Reviewing the reviews: the evidence base of contemporary medicine is weak

1998 Baltimore

Ezzo J, Moerman D, Hadhazy V, Bennan B

Introduction: Many assume that contemporary medical practice stands on a bedrock of several large, well-designed, well-executed studies.

Objective: Our objectives are 1) to examine this assumption by assessing the number and quality of the primary studies included in Cochrane systematic reviews; 2) To determine whether two readers draw similar conclusions from the same review, and whether their conclusions are those intended by the authors of the review; and 3) To summarize conclusions.

Methods: All completed reviews in the Cochrane Library Issue 1, 1998 (n=326) were assesssed for the number of included trials. A subset of 159 reviews (alternately selected) was further examined by two readers per review to extrapolate information on trial quality, control group and conclusions. Readers classified the conclusions into one of six categories (listed below). Interrater agreements were calculated and differences resolved by discussion. Reviews' authors were asked to categorize conclusions using the same classifications (to be presented in poster).

Results: The number of primary studies included per review was small (median=5; mode=3; range 0-47) and the quality poor or methodologically limited in 30 (19%) reviews. Consensual conclusions are depicted below.

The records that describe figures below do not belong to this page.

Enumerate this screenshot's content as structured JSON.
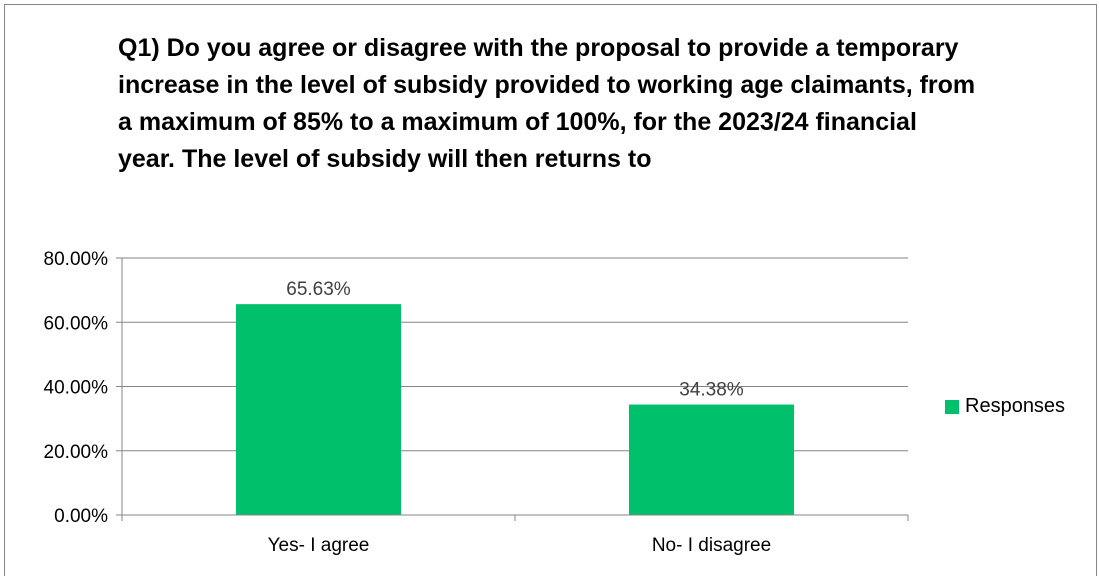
{
  "chart_data": {
    "type": "bar",
    "title": "Q1) Do you agree or disagree with the proposal to provide a temporary increase in the level of subsidy provided to working age claimants, from a maximum of 85% to a maximum of 100%, for the 2023/24 financial year. The level of subsidy will then returns to",
    "categories": [
      "Yes- I agree",
      "No- I disagree"
    ],
    "series": [
      {
        "name": "Responses",
        "values": [
          65.63,
          34.38
        ],
        "labels": [
          "65.63%",
          "34.38%"
        ]
      }
    ],
    "ylim": [
      0,
      80
    ],
    "yticks": [
      0,
      20,
      40,
      60,
      80
    ],
    "ytick_labels": [
      "0.00%",
      "20.00%",
      "40.00%",
      "60.00%",
      "80.00%"
    ],
    "grid": true,
    "legend_position": "right",
    "bar_color": "#00c06b"
  }
}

Conclusion # of reviews (%)
No evidence of effect (insufficient evidence to draw conclusions) 39 (24.5)
Evidence of positive effect (treatment more beneficial than control) 33 (20.8)
Possibly positive effect (unresolved issues such as poor trial quality, small number of patients, or long term side effects preclude making a definitive statement) 28 (17.6)
Evidence of no effect (treatment no more beneficial than a placebo or no treatment) 33 (20.8)
Treatments appear equal (treatment no more beneficial than other/standard medical care) 15 (9.4)
Evidence of negative effect (treatment more harmful than beneficial) 11 (6.9)

Interrater agreements on the reviews' conclusions were 0.68 and 0.72, respectively for readers 1 and 3, and readers 1 and 2, indicating only moderate agreement in how the results of a review should be interpreted.

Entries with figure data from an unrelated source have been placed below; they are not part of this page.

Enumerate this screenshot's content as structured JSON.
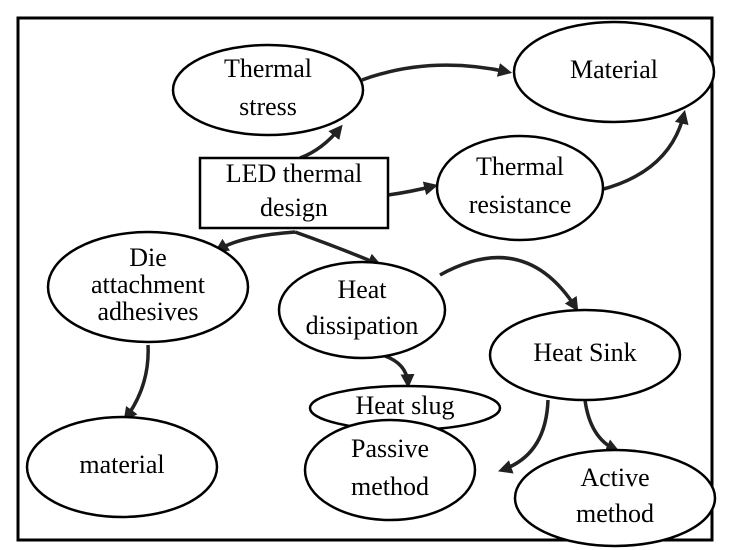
{
  "nodes": [
    {
      "lines": [
        "Thermal",
        "stress"
      ]
    },
    {
      "lines": [
        "Material"
      ]
    },
    {
      "lines": [
        "LED thermal",
        "design"
      ]
    },
    {
      "lines": [
        "Thermal",
        "resistance"
      ]
    },
    {
      "lines": [
        "Die",
        "attachment",
        "adhesives"
      ]
    },
    {
      "lines": [
        "Heat",
        "dissipation"
      ]
    },
    {
      "lines": [
        "Heat Sink"
      ]
    },
    {
      "lines": [
        "Heat slug"
      ]
    },
    {
      "lines": [
        "Passive",
        "method"
      ]
    },
    {
      "lines": [
        "material"
      ]
    },
    {
      "lines": [
        "Active",
        "method"
      ]
    }
  ]
}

Discussion: Both the number and quality of the primary studies on which much contemporary medical practice stands are disappointingly weak. The number of reviews indicating that modern biomedical procedures show no effect compared to control is surprisingly high. The moderate scores on interrater agreements suggest that in several instances the conclusions of the review may be ambiguous, leading two readers to interpret the same review differently.